Flora and Son Review
Azrael Tay reviews Apple TV’s latest rom-com production Flora and Son after a preview screening at Leeds’ Everyman.
After a brief stint in television with Prime Video’s Modern Love, Director John Carney returns to making movies. Albeit another project for a streaming giant – Apple TV – Flora and Son is yet another humble drama that plays within Carney’s comfort zone as a filmmaker.
In Flora and Son, we follow single mother Flora (Eve Hewson) and her dysfunctional love-hate relationship with her son Max (Orén Kinlan). One day, she fishes a broken guitar out of the rubbish and discovers American instructor Jeff (Joseph Gordon-Levitt) online. Through her newfound passion for music, Flora strives to reach out to her son.
Carney is no stranger to lovers of music films. Ever since the release of his 2007 hit Once, he has slowly constructed a career of feel-good dramas. Carney’s focus is centred around romance, music-making and how the two elements mesh to become inseparably linked. 2013’s Begin Again took that idea and observed it through the lens of the pop-production scene in New York City; Carney returned to his Dublin roots for 2016’s Sing Street, born out of a love of 80s new wave and MTV, infused with an authentic Irish teenage charm that won the hearts of moviegoers worldwide. It proves difficult, then, to not be at least a little disappointed that Flora and Son fails to live-up to such a string of beloved hits.

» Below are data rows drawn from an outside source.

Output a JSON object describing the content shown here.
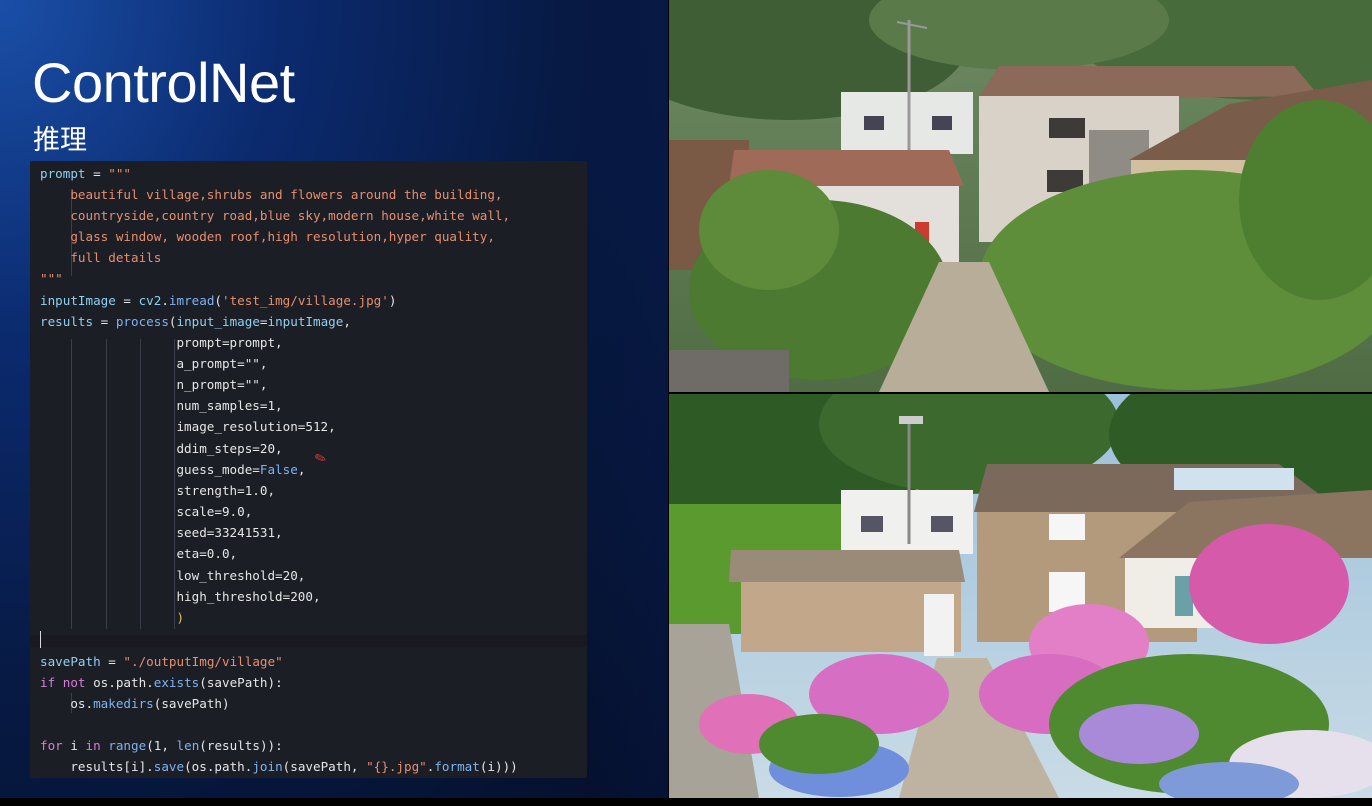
{
  "slide": {
    "title": "ControlNet",
    "subtitle": "推理"
  },
  "code": {
    "lines": [
      "prompt = \"\"\"",
      "    beautiful village,shrubs and flowers around the building,",
      "    countryside,country road,blue sky,modern house,white wall,",
      "    glass window, wooden roof,high resolution,hyper quality,",
      "    full details",
      "\"\"\"",
      "inputImage = cv2.imread('test_img/village.jpg')",
      "results = process(input_image=inputImage,",
      "                  prompt=prompt,",
      "                  a_prompt=\"\",",
      "                  n_prompt=\"\",",
      "                  num_samples=1,",
      "                  image_resolution=512,",
      "                  ddim_steps=20,",
      "                  guess_mode=False,",
      "                  strength=1.0,",
      "                  scale=9.0,",
      "                  seed=33241531,",
      "                  eta=0.0,",
      "                  low_threshold=20,",
      "                  high_threshold=200,",
      "                  )",
      "savePath = \"./outputImg/village\"",
      "if not os.path.exists(savePath):",
      "    os.makedirs(savePath)",
      "for i in range(1, len(results)):",
      "    results[i].save(os.path.join(savePath, \"{}.jpg\".format(i)))"
    ]
  },
  "images": {
    "top": "input-village-photo",
    "bottom": "generated-village-photo"
  }
}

Saying Flora and Son resides within Carney’s comfort zone of storytelling does not mean it tries nothing new. The romance is present and blossoming. This time, between Hewson’s Dubliner Flora and Gordon-Levitt’s L.A.-based Jeff in what’s surely a screenwriting flourish inspired by the pandemic. Truthfully, the very nature of a long-distance relationship is as alienating on film as it is in real life and holds no candle to a more intimate face-to-face interaction, especially as a means of expression on screen for the audience to relate to. Carney wisely does away with this problem, allowing the digital barrier to dissipate away once the two characters start to play music and bond. It is a use of film language that proves simple yet extremely effective when experienced for the first time. In these moments, you truly feel Carney taking the reins and once again making movie magic.
Across the board, Flora and Son features some fine performers doing good work. Chief among them is Eve Hewson, who proves more than just “Bono Nepo Baby” in a multifaceted performance. Look no further than a standout, touching scene where Flora discovers Jodi Mitchell and Both Sides Now (the use of which feels almost like cheating, at least in carving a path to this reviewer’s heart). Orén Kinlan effortlessly captures Irish teenage angst, sometimes to an over-the-top, parodying degree, while Sing Street alumnus Jack Reynor reunites with Carney as Max’s father. Gordon-Levitt is obviously capable of being a very charismatic presence, but it is a shame that the chemistry between him and Hewson sings less sweetly than Carney’s other romantic leads. The romance never feels like something palpable beyond the strength of the songwriting or even the occasional flirtatious jab.
Eve Hewson proves more than just “Bono Nepo Baby”
Where the film stumbles most, though, is in the titular relationship between Flora and Max. This time, the romance is side-lined in favour of Flora and son, and music is once again the thread that binds the divide between them. Seeing Flora and Max create their own brand of music does not feel like the most organic character growth within the context of the film – although it’s used in an often hilarious and humorous fashion. Although you can respect the sentiment that Carney has for these characters and for Dublin itself, his characters here make decisions abruptly. Sometimes drama feels made for drama’s sake, and Flora and Son ultimately struggles to earn the full effect of its feel-good pay-off by its end.
Flora and Son is streaming on Apple TV+ from 29 September.